Wednesday, May 03, 2006

Speaking of the Palast...



...what do you suppose this venerable building is? It stands, forlorn, at the corner of Torstr. and Prenzlauer Allee, and has been empty the entire time I've been in Berlin. I have never seen any sign of human life around it, and graffiti and handbills which are attached to it vanish very quickly. The area around the front doors is strewn with garbage, which seems never to be taken away, and all of the windows are sealed tightly.

The only clue is two metal plaques, vaguely visible here, attached to two of the pillars. They commemorate Otto Grotewohl and Wilhelm Pieck, both of whom, it says on the inscriptions, worked here until 1964 and 1960, respectively.

Grotewohl was the chairman of the SED, the ruling party of East Germany, and was its prime minister from 1949 to 1964, when he died. Pieck was the former chairman of the Communist Party of Germany, a great friend of Stalin's, and president of East Germany until his death in 1960. He was, in many ways, a hero, but his sucking up to Stalin tarnished him in the eyes of many leftists, and his son, who was also an East German politician, was an out-and-out toady, and is detested by many today.

Not so coincdentally, Torstr. was known up to about ten years ago as Wilhelm-Pieck-Str., and changed a couple of weeks after I moved into the apartment I currently live in. At this building, the street changes its name to Mollstr.

So it's pretty clear what this building was. Or, rather, sort of clear. The Palast der Republik, currently being dismantled about a mile from my house, wasn't built until 1973-6, but I assume this building served the same function. Still, neither the vintage 1965 map I rescued from the garbage at my first apartment, nor the aged Falkplan map I still use indicates that this building is even there, although each identifies other notable structures.

Berlin club-goers of some few years back may know this building because behind it, in a building that's now been renovated and is standing empty in hopes of chic businesses renting capacious units there, was a club called Cookie's. I'm told this is because the host was someone named Cookie, but it's appropriate because there were at the time still signs which identified the hulk as the Stadtbäckerei, or city baker. Yup: in a communist society, things like the baking of bread were centralized, and this was the factory which ground out the fabled Ostschrippen, the small white bread rolls which were the staple of a half-million Berlin breakfasts, and which, after the city was reunified, were in great demand by residents of this side of town, who felt the Schrippen they were now buying were dry and tasteless. (I have had Ostschrippen, and found them mushy and almost raw in the middle, not a pleasant sensation).

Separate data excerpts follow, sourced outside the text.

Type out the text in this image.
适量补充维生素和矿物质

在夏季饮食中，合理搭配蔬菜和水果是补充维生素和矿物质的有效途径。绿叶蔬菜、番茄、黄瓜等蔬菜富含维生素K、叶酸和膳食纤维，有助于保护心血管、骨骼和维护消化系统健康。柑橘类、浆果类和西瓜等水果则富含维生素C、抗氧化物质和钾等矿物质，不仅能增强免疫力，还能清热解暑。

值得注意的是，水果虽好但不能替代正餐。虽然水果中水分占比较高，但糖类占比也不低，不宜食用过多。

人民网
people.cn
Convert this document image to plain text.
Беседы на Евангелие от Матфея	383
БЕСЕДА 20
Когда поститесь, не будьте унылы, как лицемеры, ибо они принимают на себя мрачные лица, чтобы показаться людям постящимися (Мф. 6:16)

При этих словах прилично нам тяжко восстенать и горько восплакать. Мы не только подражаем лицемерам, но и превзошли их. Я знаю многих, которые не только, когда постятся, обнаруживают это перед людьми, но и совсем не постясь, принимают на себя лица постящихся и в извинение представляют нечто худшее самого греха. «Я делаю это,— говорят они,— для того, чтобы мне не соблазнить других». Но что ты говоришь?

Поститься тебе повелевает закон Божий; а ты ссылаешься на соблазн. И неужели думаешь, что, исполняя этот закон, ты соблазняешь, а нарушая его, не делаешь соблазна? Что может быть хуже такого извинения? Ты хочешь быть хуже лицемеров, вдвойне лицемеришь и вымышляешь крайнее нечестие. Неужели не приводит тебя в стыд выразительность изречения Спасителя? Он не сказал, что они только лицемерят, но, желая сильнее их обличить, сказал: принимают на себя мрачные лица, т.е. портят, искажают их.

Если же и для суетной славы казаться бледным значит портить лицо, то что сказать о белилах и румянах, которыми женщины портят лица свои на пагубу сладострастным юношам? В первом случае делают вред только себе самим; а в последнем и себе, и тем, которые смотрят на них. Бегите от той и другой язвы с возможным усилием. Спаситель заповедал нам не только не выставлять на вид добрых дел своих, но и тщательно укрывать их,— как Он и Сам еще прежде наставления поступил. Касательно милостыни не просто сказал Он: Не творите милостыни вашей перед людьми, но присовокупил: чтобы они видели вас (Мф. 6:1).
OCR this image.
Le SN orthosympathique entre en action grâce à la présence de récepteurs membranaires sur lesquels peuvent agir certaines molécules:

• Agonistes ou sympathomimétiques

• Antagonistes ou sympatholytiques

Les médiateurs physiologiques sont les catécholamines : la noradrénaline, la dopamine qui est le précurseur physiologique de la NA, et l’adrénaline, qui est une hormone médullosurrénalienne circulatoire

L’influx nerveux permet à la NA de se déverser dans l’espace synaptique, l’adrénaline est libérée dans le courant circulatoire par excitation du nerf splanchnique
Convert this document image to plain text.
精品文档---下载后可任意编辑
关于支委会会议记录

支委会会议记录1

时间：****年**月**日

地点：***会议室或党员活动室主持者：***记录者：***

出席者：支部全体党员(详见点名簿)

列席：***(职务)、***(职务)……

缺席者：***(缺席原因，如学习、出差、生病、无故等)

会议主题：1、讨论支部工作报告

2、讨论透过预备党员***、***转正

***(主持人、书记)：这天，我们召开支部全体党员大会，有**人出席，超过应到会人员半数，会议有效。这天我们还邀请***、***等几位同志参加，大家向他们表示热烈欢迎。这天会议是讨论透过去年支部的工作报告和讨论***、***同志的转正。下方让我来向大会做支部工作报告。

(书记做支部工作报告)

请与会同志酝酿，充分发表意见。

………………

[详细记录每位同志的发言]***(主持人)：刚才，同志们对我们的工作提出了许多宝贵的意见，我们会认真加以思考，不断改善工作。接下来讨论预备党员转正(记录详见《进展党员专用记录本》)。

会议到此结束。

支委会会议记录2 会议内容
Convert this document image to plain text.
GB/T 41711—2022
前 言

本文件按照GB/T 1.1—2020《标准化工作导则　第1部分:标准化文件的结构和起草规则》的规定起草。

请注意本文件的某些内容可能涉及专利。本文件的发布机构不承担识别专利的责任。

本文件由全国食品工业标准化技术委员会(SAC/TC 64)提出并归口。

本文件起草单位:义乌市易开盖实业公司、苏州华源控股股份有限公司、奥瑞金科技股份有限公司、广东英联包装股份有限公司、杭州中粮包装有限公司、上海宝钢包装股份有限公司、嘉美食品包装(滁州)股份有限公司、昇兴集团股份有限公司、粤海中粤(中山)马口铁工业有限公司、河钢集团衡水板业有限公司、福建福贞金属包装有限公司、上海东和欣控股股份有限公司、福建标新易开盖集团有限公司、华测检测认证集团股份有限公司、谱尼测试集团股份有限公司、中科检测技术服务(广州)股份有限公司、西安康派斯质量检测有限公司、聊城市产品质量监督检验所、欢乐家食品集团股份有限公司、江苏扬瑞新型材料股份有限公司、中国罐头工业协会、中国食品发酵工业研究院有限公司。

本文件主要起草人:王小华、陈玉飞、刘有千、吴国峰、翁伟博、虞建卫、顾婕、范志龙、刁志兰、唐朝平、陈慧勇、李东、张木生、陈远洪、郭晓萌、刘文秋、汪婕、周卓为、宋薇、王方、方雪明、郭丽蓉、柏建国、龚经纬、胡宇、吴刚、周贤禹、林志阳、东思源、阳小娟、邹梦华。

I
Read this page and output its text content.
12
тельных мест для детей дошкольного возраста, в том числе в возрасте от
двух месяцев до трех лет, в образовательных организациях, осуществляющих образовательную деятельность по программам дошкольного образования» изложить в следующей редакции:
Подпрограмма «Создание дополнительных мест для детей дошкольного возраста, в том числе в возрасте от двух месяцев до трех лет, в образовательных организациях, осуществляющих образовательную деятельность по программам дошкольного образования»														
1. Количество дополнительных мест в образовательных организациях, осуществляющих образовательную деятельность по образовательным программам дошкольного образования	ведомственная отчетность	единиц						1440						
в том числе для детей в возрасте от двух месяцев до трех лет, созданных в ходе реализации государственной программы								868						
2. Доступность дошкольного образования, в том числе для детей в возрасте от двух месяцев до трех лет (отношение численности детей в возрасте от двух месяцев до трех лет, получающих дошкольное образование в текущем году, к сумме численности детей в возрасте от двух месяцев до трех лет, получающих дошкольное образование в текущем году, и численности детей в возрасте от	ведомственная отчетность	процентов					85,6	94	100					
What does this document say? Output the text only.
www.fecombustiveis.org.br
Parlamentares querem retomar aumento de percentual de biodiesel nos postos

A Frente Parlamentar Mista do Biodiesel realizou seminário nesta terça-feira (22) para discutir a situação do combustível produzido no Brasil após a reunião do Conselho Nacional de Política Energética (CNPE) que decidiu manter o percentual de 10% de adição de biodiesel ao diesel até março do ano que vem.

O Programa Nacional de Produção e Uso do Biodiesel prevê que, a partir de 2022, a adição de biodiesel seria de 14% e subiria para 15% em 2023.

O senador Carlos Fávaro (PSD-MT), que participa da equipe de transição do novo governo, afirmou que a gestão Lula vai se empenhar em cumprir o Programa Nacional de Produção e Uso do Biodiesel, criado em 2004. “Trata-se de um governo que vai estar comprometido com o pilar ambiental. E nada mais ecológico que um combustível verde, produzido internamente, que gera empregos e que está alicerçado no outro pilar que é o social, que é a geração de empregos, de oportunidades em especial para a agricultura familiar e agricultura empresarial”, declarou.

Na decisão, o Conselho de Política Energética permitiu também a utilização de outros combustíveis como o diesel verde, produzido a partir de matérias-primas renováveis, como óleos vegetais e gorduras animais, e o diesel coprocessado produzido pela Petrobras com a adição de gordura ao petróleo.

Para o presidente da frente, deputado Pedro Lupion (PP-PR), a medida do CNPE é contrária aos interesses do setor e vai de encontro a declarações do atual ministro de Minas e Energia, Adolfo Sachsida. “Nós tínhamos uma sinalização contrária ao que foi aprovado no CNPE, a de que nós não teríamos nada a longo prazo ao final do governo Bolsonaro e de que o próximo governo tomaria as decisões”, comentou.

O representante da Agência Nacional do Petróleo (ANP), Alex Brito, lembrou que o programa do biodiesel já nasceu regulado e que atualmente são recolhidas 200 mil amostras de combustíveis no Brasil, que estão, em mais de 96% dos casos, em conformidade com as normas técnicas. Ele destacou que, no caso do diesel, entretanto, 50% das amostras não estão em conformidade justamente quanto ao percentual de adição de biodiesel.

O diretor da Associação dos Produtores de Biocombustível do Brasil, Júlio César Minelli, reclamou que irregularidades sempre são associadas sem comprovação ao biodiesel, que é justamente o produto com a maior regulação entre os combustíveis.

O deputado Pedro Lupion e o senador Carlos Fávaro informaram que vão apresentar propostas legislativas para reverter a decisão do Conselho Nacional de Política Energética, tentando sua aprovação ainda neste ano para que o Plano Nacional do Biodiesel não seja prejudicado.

The symbolism of the provider of government and the provider of bread standing back-to-back is almost overwhelming, I have to say, and I think about it every time I start up the hill to visit the folks I know up there. (It's fruitless to attempt this with public transportation, because it takes longer than it does to walk). For some reason, unlike the Palast, it's still standing, mute and anonymous. But to this day, not a word is whispered, not a clue is offered, as to the identity of this hulk, dirty and empty, on the corner of Torstr. (formerly Wilhelm-Pieck-Str.) and Prenzlauer Allee.

Why, you'd think Berlin was afraid of its history, wouldn't you..?

1 comment:

The Haarbüschel said...

That's really interesting. When I moved to my first apartment in Berlin in Prenzlauer Berg I often passed this building and wondered what it might have been.

But don't you think it was too small to have been used by a big chunk of the party/bureaucracy? Maybe thea had offices at varous places which would be kinda funny for a communist party.